A harness-comparison post published on the basis of run 4 alone would have reported five behavioral advantages for pi that were not reproducible. A reversed post based on run 5 alone would have reported the same pattern in the other direction.

Also replicated across all five runs

No MCP tool calls or skill invocations were recorded on either variant. The observed token gap cannot be attributed to capability that claude-sdk exposed and pi did not.

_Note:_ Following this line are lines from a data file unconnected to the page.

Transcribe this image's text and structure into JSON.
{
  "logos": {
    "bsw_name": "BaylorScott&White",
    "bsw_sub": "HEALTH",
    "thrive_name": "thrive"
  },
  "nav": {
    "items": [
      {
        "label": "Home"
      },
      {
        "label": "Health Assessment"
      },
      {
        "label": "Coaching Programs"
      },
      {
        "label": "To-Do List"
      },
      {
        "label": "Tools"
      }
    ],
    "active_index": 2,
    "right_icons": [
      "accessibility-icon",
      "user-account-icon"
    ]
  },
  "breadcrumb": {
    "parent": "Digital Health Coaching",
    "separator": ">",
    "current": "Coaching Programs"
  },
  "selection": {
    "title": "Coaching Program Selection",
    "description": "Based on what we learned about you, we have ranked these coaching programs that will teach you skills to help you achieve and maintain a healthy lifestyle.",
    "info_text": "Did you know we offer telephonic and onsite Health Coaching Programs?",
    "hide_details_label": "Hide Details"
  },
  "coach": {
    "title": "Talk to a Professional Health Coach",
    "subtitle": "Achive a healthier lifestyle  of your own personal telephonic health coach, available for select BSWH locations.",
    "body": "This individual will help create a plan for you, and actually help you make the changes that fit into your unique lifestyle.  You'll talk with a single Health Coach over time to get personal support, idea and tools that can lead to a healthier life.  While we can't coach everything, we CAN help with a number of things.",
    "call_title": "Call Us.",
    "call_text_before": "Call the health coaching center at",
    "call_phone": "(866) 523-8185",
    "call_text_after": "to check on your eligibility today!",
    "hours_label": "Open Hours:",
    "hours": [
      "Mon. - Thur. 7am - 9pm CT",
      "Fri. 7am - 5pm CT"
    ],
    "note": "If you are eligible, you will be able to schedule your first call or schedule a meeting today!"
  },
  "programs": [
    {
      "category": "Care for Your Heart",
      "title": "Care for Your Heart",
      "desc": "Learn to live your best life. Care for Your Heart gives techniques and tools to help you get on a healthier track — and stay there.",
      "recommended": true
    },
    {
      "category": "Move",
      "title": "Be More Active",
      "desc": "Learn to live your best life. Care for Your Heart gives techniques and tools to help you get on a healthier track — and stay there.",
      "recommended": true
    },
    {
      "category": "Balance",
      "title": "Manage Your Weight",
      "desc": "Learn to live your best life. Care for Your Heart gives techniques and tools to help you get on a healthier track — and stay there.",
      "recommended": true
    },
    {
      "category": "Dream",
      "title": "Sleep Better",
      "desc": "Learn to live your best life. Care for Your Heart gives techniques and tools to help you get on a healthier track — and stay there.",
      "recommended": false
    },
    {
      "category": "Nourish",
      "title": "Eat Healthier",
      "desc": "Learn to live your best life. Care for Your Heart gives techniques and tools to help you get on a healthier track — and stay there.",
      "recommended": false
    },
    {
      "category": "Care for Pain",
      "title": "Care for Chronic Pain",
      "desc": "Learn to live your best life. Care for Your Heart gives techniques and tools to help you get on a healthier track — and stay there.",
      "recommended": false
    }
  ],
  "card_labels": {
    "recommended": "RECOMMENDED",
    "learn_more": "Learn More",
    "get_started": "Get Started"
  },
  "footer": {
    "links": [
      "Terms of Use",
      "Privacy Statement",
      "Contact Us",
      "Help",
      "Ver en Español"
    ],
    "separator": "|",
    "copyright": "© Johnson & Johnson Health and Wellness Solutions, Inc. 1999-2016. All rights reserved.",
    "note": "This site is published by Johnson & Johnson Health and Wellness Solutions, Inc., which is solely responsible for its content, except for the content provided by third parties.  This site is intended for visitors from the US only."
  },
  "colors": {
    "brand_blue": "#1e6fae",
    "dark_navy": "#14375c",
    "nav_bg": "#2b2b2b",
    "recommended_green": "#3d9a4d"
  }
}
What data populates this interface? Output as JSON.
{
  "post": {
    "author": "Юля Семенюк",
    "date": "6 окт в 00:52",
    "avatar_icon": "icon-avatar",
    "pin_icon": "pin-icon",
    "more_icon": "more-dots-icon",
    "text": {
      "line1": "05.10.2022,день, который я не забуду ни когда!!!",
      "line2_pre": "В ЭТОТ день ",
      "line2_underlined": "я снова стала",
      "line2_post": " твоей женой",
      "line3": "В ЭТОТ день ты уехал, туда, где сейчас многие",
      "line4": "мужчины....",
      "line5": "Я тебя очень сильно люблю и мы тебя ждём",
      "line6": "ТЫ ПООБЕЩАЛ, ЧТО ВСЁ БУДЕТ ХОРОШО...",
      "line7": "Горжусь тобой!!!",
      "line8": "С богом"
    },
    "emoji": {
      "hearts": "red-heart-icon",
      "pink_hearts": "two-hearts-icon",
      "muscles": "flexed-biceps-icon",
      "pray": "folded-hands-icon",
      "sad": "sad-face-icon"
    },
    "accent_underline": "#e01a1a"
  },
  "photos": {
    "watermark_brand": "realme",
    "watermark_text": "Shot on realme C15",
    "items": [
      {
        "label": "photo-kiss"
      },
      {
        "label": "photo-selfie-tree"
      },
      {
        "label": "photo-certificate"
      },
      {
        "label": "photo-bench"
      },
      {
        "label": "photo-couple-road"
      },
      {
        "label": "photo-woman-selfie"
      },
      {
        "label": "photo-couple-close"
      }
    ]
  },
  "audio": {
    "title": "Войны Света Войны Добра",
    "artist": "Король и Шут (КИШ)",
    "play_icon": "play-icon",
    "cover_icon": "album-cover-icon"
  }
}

One-run observations worth flagging

On run 5, claude-sdk’s plan-reviewer consumed $1.24 on 1.14M input tokens. Pi’s plan-reviewer on the same PRD consumed $0.29 on 94k input tokens. The 4× spend differential was not present at that magnitude on run 4. One excursion run isn’t enough to separate signal from the run-to-run variance the behavioral metrics already showed.

Limitations

  • Dollar figures reflect API pricing on both variants. The claude-sdk backend draws on a Claude subscription when one is present, so for subscription users claude-sdk’s real-world cost is capped by the subscription rather than billed per token. The token ratio holds; the cost ratio does not necessarily survive.
  • Two scenarios, one per scale. Neither is representative of engineering workloads in general.
  • n=3 at errand scale, n=2 at excursion scale. Behavioral claims require larger samples.
  • All runs executed on a single day. Shared API-side conditions cannot be ruled out as a factor in any observed metric.
  • The "review" verdict class is not currently counted in result.review.accepted or result.review.rejected. Metrics that depend on those totals may understate review activity on runs where "review" verdicts are emitted.

Token and cost differentials between the two harness configurations are stable at this sample size. Behavioral differentials are not. Claims about which harness produces higher-quality decisions under identical model routing require more runs than this evaluation contains.